One thing i forgot to place in the images my tool achieves is that it can handle midpoints as if its a sudden stop:
This is great! Thanks so much for the work on this. Messing around with it a bit today and seems incredibly useful, especially for tuning some of the Auto Generators based on music/beats.
This neat. I want to see what level of smoothness this might add to song scripts and such. My handy was at a capped speed so I was never getting the benefits of detailed scripts before (they were basically causing the machine to skip, but I think it’s a good bit better now).
Actually, one suggestion I have if you want, is to maybe have it exclude points that starts at the beginning of the video, because it throws an error and the extension has to be reloaded.
Curious how this works in relation to interpolation that players utilize. From my (basic) understanding, even if a script looks linear, players/toys are applying smoothing to those movements to avoid jerky playback. I know in MFP there are several different interpolation types available including Makima and pchip.
@Yoooi - is this duplicative, or would it further enhance interpolation/smoothing in MFP?
Only players that do interpolation are MFP and JFP. I dont know of any device that does interpolation itself.
Interpolating an already interpolated script in MFP wont do/add anything. Maybe it would be marginally smoother but you wouldnt be able to tell.
Thanks for the confirmation, I was dumb and had the extension in a file inside another file so it wouldn’t run. I kinda assumed I had made a mistake on my part being a scripting beginner and I was right. Thanks regardless
Just wanted to ask is it generally better to smooth out scripts or have them be more linear, when would one be better than the other? I assume quick thrusts would benefit more from linear due to the speed and intensity and smoothing out would work better if it’s like a slower thrust?
EDIT: I tested it out on the Handy, basically makes the script skip/jitter a lot so its choppy. Not sure why.

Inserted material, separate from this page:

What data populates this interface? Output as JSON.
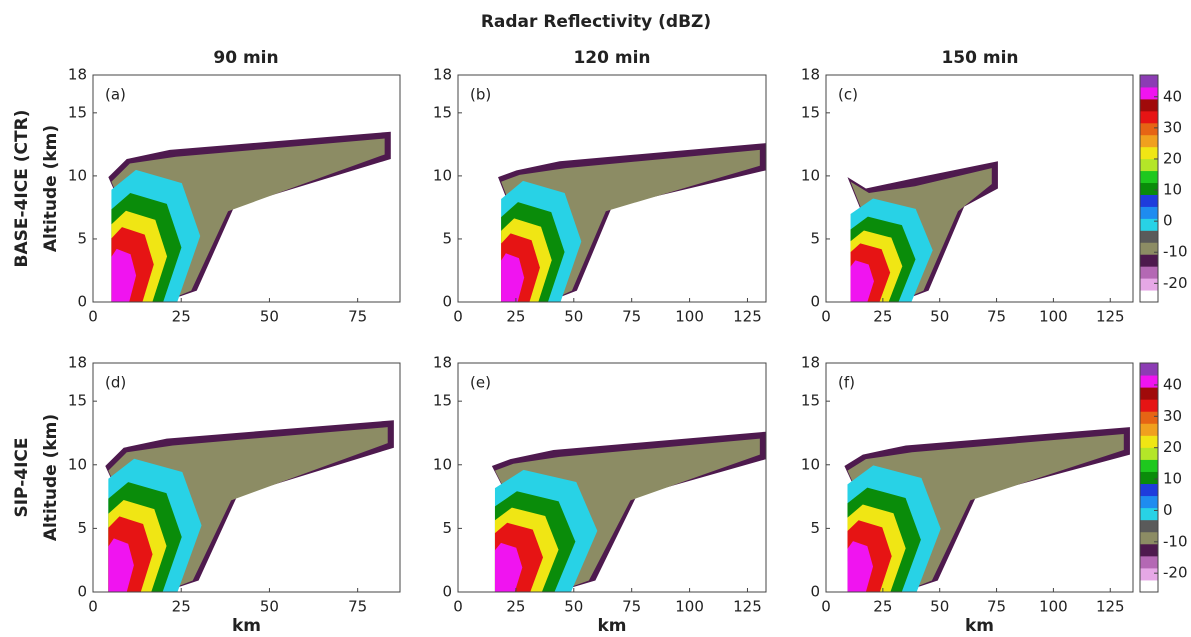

In BLE mode the Handy takes actions one by one and therefore producing a microstutter before each point. Over Wi-Fi it caches all actions beforehand and is therefore more smoother.
Fast actions, one that exceeeds 380unit/s, should be kept untouched imo, as the sudden acceleration feels rather abrupt and unnatural.
Simple script also has better compatibility, and will thus play out better on older toys such as the Launch and A10 Piston.
It’s worth adding middle points purposefully to represent significant speed changes in the video. Don’t select all actions and perform the function just for the sake of “smoothing” out the strokes, as it may not.
The only device that is completely unaffected by this is the OSRs. And there’s no need to do this for them because MultiFunPlayer takes care of overall interpolation.
My observation is smooting is needed only one sided of top bottom points. I rarely see a decelerate to stop but a delay at accelerating. So if you could do the plugin also onesided of top and bottom that would be cool. To me this would seem the natural interpolation that’s how movement forces me to script if I replicate it.